Bits 2. and 3. are the ones that are new to me and I can't do. Any help on those is appreciated. Thank you very much.
 A: If you can handle (i), then with a bit of additional knowledge you can handle the others.
Important fact: Let $X$ and $Y$ be independent normal, with means $\mu$ and $\nu$, and variances $\sigma^2$ and $\tau^2$. Let $a$ and $b$ be constants. Then the random variable $aX+bY$ has normal distribution, mean $a\mu+b\nu$, ans variance $a^2\sigma^2+b^2\tau^2$.
For the second problem, let $W=Y-X=+(-1)X+(1)Y$.  By the "important fact,"  $W$ is normal, mean $20$, variance $45$. We want $\Pr(W\gt 0)$. You know how to calculate this sort of thing.
The third problem will feel a little simpler, since there are no minus signs.
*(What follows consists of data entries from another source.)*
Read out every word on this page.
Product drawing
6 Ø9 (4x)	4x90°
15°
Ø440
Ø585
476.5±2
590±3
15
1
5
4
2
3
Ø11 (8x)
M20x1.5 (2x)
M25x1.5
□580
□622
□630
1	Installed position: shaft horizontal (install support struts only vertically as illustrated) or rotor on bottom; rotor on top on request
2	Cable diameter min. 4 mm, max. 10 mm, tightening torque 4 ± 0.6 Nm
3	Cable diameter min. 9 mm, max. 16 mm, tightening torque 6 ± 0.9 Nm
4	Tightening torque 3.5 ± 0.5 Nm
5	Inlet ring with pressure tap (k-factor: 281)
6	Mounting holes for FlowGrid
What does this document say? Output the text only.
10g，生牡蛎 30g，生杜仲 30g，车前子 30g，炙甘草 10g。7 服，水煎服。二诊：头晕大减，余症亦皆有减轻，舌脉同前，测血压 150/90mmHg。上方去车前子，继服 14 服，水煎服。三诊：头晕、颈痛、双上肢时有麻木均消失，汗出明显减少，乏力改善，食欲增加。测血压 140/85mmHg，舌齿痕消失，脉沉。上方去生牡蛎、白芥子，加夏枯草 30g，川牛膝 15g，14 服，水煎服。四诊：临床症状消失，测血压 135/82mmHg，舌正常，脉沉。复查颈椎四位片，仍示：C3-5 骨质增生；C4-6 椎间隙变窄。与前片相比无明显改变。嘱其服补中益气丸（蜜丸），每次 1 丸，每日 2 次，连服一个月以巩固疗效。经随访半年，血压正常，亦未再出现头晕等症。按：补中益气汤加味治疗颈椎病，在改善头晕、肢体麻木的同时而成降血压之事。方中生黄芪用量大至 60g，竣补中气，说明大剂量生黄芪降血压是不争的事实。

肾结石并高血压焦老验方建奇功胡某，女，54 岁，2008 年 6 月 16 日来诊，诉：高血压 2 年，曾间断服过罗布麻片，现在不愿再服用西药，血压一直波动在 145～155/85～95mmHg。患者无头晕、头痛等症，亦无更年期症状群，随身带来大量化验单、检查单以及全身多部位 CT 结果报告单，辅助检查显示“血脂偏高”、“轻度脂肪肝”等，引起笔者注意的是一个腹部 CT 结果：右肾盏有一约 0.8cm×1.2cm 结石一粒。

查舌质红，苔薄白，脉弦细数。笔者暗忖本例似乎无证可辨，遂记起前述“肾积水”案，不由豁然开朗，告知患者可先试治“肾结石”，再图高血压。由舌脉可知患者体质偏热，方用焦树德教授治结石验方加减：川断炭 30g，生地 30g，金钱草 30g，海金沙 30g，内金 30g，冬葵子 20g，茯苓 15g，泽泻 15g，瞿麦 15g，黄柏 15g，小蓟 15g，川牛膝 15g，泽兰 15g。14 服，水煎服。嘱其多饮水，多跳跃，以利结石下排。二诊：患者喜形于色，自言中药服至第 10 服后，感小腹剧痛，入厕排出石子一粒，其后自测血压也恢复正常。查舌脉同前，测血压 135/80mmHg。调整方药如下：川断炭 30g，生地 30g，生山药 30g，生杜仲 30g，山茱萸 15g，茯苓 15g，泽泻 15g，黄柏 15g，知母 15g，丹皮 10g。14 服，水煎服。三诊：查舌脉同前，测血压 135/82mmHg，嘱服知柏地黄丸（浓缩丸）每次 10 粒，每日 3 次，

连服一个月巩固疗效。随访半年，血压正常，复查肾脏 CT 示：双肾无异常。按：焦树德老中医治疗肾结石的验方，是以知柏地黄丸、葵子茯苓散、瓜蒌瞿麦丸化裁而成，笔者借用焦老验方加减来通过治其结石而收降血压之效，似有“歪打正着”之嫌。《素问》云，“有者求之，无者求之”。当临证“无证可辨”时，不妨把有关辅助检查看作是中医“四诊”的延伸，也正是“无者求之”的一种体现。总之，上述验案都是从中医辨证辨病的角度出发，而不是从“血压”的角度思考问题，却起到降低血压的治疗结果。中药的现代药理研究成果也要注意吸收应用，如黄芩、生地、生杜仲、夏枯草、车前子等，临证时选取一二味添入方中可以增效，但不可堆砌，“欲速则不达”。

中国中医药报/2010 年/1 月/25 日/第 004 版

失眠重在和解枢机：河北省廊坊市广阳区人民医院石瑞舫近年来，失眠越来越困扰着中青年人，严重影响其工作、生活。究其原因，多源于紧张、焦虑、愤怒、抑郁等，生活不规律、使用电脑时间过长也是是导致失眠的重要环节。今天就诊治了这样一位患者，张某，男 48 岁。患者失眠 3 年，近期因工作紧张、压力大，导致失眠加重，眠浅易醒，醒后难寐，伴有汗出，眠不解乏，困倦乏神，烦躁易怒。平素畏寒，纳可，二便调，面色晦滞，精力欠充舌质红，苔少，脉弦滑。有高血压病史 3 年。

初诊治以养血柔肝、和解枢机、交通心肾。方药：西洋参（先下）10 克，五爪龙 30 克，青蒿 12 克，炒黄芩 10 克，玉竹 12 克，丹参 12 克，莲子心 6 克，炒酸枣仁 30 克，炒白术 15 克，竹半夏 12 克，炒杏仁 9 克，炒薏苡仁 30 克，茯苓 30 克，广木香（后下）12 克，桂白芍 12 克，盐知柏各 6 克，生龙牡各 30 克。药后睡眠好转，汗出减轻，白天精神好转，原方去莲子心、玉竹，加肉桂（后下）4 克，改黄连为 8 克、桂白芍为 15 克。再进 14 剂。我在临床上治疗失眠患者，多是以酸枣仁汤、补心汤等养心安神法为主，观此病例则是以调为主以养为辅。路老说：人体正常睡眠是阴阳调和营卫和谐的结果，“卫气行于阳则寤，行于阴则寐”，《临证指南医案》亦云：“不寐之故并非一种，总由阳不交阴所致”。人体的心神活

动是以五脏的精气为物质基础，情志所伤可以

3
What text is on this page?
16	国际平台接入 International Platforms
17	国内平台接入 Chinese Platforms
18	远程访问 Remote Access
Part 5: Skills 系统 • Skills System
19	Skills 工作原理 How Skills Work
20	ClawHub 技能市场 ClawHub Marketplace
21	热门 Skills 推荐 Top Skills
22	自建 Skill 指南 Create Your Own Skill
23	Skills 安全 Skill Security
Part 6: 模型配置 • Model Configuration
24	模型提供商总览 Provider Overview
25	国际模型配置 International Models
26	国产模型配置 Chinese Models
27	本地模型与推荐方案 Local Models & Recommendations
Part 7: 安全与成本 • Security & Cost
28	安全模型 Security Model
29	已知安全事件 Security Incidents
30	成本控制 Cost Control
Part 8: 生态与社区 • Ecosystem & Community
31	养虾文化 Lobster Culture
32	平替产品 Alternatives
Added: For the second problem, we are asked for the probability that $Y\gt X$. It is convenient to rewrite this inequality as $Y-X\gt 0$, or, to get things ready for the "important fact," as $(-1)X+(1)Y\gt 0$.  Let $W=(-1)X+(1)Y$. Then $W$ has the shape described above, with $a=-1$ and $b=1$. Thus $W$ is normal with mean $(-1)(100)+(1)(120)=20$. The variance of $W$ is equal to $(-1)^2(25)+(1)^2(20)=45$. Now we want to find the probability that $W\gt 0$. This is the probability that the standard normal is greater than $\frac{0-20}{\sqrt{45}}$.
For the third problem, let $W$ be the random variable $2X+Y$. Then $W$ is normally distributed, mean $(2)(100)+(1)(120)$ and variance $(2)^2(25)+(1)^2(20)=120$. So we want to find the probability that a normal with mean $320$ and variance $120$ is $\lt 300$. That's a calculation you know how to do.
Remark: The problem did not specify independence, but undoubtedly expects you to assume it. Without some assumption about the joint distributions of $X$ and $Y$, we simply cannot solve (ii) or (iii).